By JOHN HOFHEIMER
Leader senior staff writer
Even as emergency workers labored nearby in the hot sun to control an ammonia leak at Coleman Heat Treating, Gov. Mike Beebe spoke Friday at the Jacksonville Community Center, thanking state wildlife officers and their families for their contributions to state residents and visitors.
“You signed up for and are trained for this and provide the service,” Beebe told them, “but your families have not trained for this. They are the ones who stay home and take care of you and support you and worry about you.”
Beebe told wildlife officers what they already knew—a lot of people don’t recognize their work as law-enforcement, but when they encounter someone, it’s nearly certain that person is armed.
Beebe’s remarks came on the heels of the announcement last week that the state Game and Fish Commission had leased 11,500 acres of public wildlife lands for $29.5 million to Chesapeake Energy Company for exploration and production of natural gas.
Chesapeake Energy is the company that has flooded the airwaves with a self-congratulatory fake news program singing the praises of its own operations and effects on the community.
Speculation already has begun over how to best spend that windfall and the approximately 20 percent royalty that the state will collect from the natural gas extracted from the Fayetteville Shale far below the surface.
The Game and Fish Commis sion supports its activities directly from a statewide sales tax and holds that all the lease and royalty money should go to Game and Fish activities.
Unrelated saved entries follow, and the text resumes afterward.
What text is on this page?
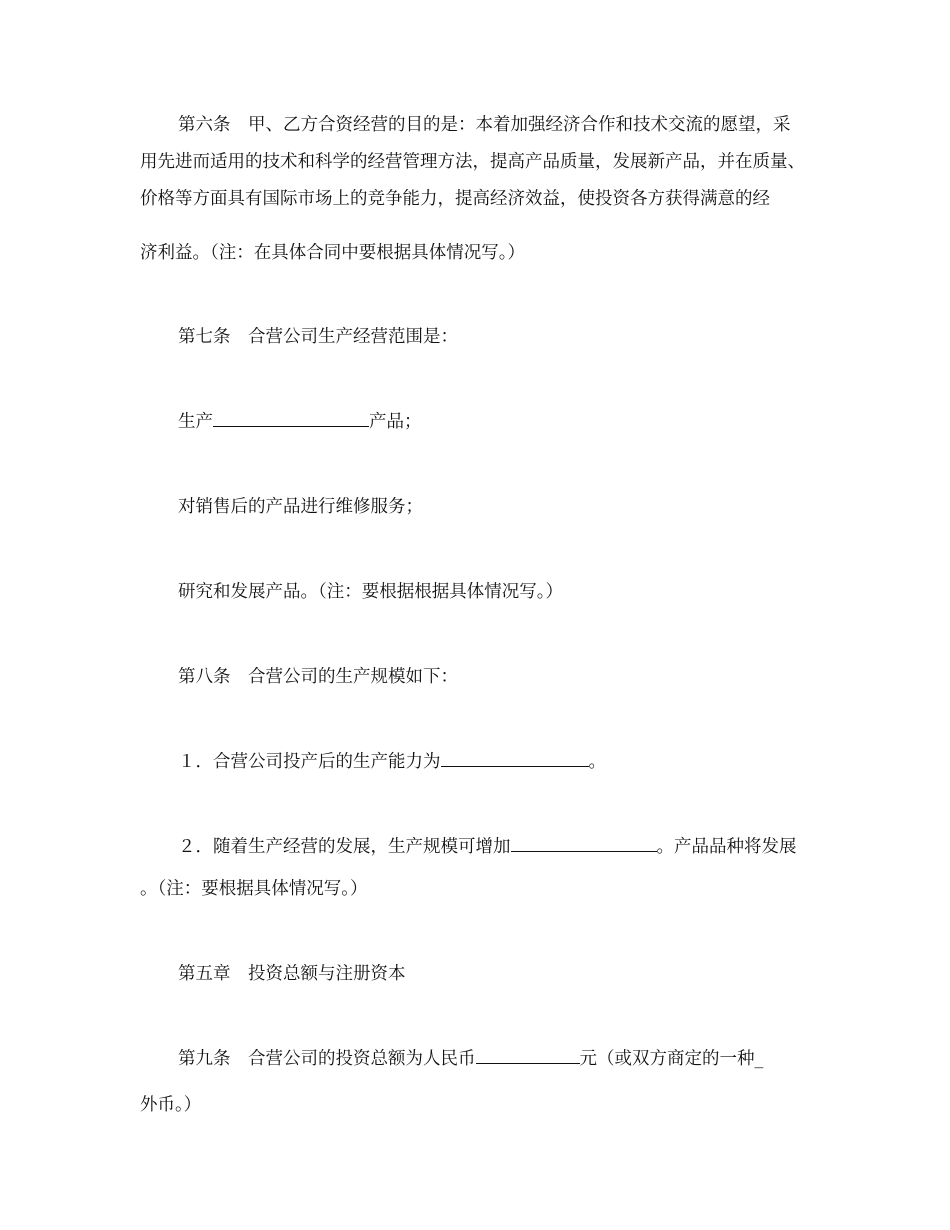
第六条　甲、乙方合资经营的目的是：本着加强经济合作和技术交流的愿望，采
用先进而适用的技术和科学的经营管理方法，提高产品质量，发展新产品，并在质量、
价格等方面具有国际市场上的竞争能力，提高经济效益，使投资各方获得满意的经
济利益。（注：在具体合同中要根据具体情况写。）
第七条　合营公司生产经营范围是：
生产	产品；
对销售后的产品进行维修服务；
研究和发展产品。（注：要根据根据具体情况写。）
第八条　合营公司的生产规模如下：
１．合营公司投产后的生产能力为	。
２．随着生产经营的发展，生产规模可增加	。产品品种将发展
。（注：要根据具体情况写。）
第五章　投资总额与注册资本
第九条　合营公司的投资总额为人民币	元（或双方商定的一种_
外币。）
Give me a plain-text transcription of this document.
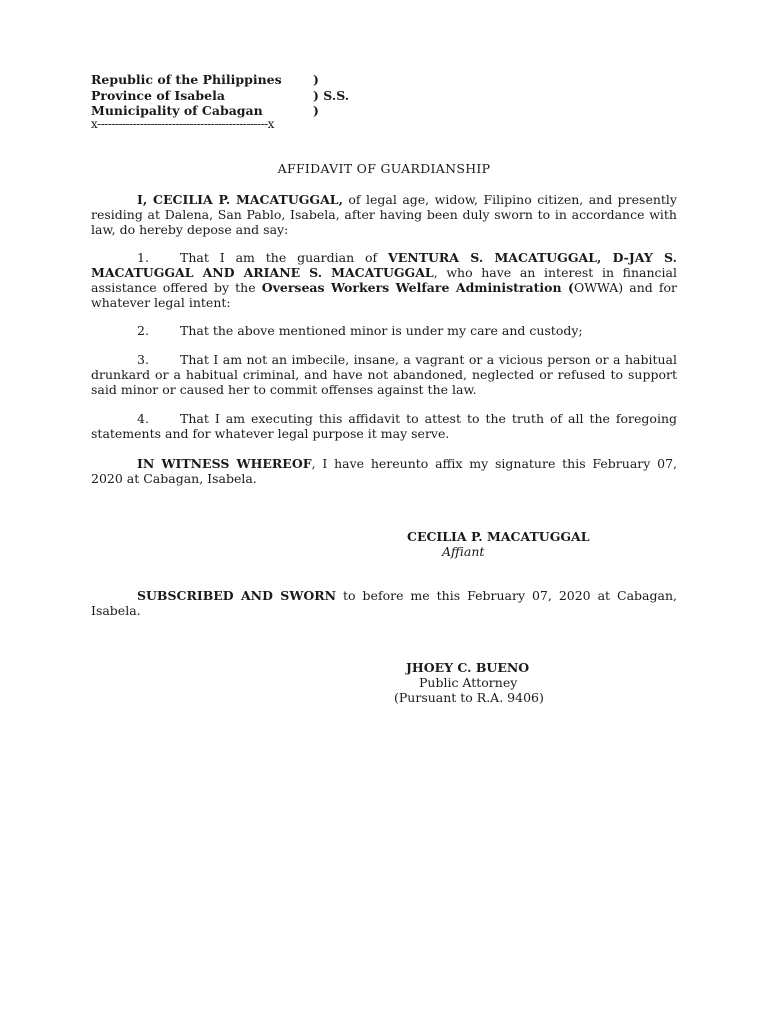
Republic of the Philippines	)
Province of Isabela	) S.S.
Municipality of Cabagan	)
x------------------------------------------------x
AFFIDAVIT OF GUARDIANSHIP
I, CECILIA P. MACATUGGAL, of legal age, widow, Filipino citizen, and presently residing at Dalena, San Pablo, Isabela, after having been duly sworn to in accordance with law, do hereby depose and say:
1. That I am the guardian of VENTURA S. MACATUGGAL, D-JAY S. MACATUGGAL AND ARIANE S. MACATUGGAL, who have an interest in financial assistance offered by the Overseas Workers Welfare Administration (OWWA) and for whatever legal intent:
2. That the above mentioned minor is under my care and custody;
3. That I am not an imbecile, insane, a vagrant or a vicious person or a habitual drunkard or a habitual criminal, and have not abandoned, neglected or refused to support said minor or caused her to commit offenses against the law.
4. That I am executing this affidavit to attest to the truth of all the foregoing statements and for whatever legal purpose it may serve.
IN WITNESS WHEREOF, I have hereunto affix my signature this February 07, 2020 at Cabagan, Isabela.
CECILIA P. MACATUGGAL
Affiant
SUBSCRIBED AND SWORN to before me this February 07, 2020 at Cabagan, Isabela.
JHOEY C. BUENO
Public Attorney
(Pursuant to R.A. 9406)
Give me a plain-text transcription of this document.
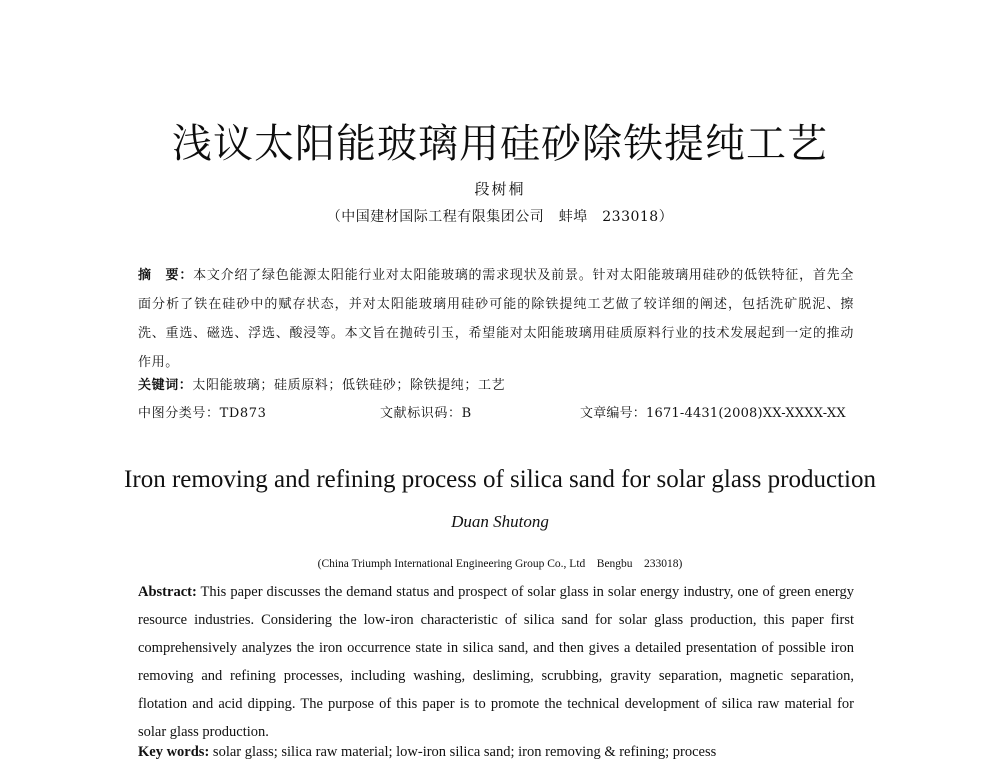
浅议太阳能玻璃用硅砂除铁提纯工艺
段树桐
（中国建材国际工程有限集团公司　蚌埠　233018）
摘　要：本文介绍了绿色能源太阳能行业对太阳能玻璃的需求现状及前景。针对太阳能玻璃用硅砂的低铁特征，首先全面分析了铁在硅砂中的赋存状态，并对太阳能玻璃用硅砂可能的除铁提纯工艺做了较详细的阐述，包括洗矿脱泥、擦洗、重选、磁选、浮选、酸浸等。本文旨在抛砖引玉，希望能对太阳能玻璃用硅质原料行业的技术发展起到一定的推动作用。
关键词：太阳能玻璃；硅质原料；低铁硅砂；除铁提纯；工艺
中图分类号：TD873	文献标识码：B	文章编号：1671-4431(2008)XX-XXXX-XX
Iron removing and refining process of silica sand for solar glass production
Duan Shutong
(China Triumph International Engineering Group Co., Ltd　Bengbu　233018)
Abstract: This paper discusses the demand status and prospect of solar glass in solar energy industry, one of green energy resource industries. Considering the low-iron characteristic of silica sand for solar glass production, this paper first comprehensively analyzes the iron occurrence state in silica sand, and then gives a detailed presentation of possible iron removing and refining processes, including washing, desliming, scrubbing, gravity separation, magnetic separation, flotation and acid dipping. The purpose of this paper is to promote the technical development of silica raw material for solar glass production.
Key words: solar glass; silica raw material; low-iron silica sand; iron removing & refining; process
Beebe has said he believes the commission should receive some of the money, but that the state Department of Environmental Quality should receive enough to monitor and make sure that the exploration and production activities in those wildlife management areas don’t disturb the environment.
Exploration will require building roads, large amounts of fresh water, holding ponds for water after it’s injected into the wells and presumably construction of pipes to carry off the gas.
Critics have accused the gas companies of ripping up the state’s infractructure.
A state sales tax increase in 1997 earmarked 45 percent of the proceeds forever to the Game and Fish Commission.
Mining and drilling revenues have always gone into the general fund in the past.
But the commission says Amendment 35 to the state Constitution exempts them from turning over their lease money and royalties.
If the revenues did go to the state general fund, some money could go toward the state’s public schools and highways, both of which have needs far in excess of revenues.
“We’re staying out of that discussion right now,” said Beebe’s spokesman Matt DeCample.
“Legislators may bring that up,” he added.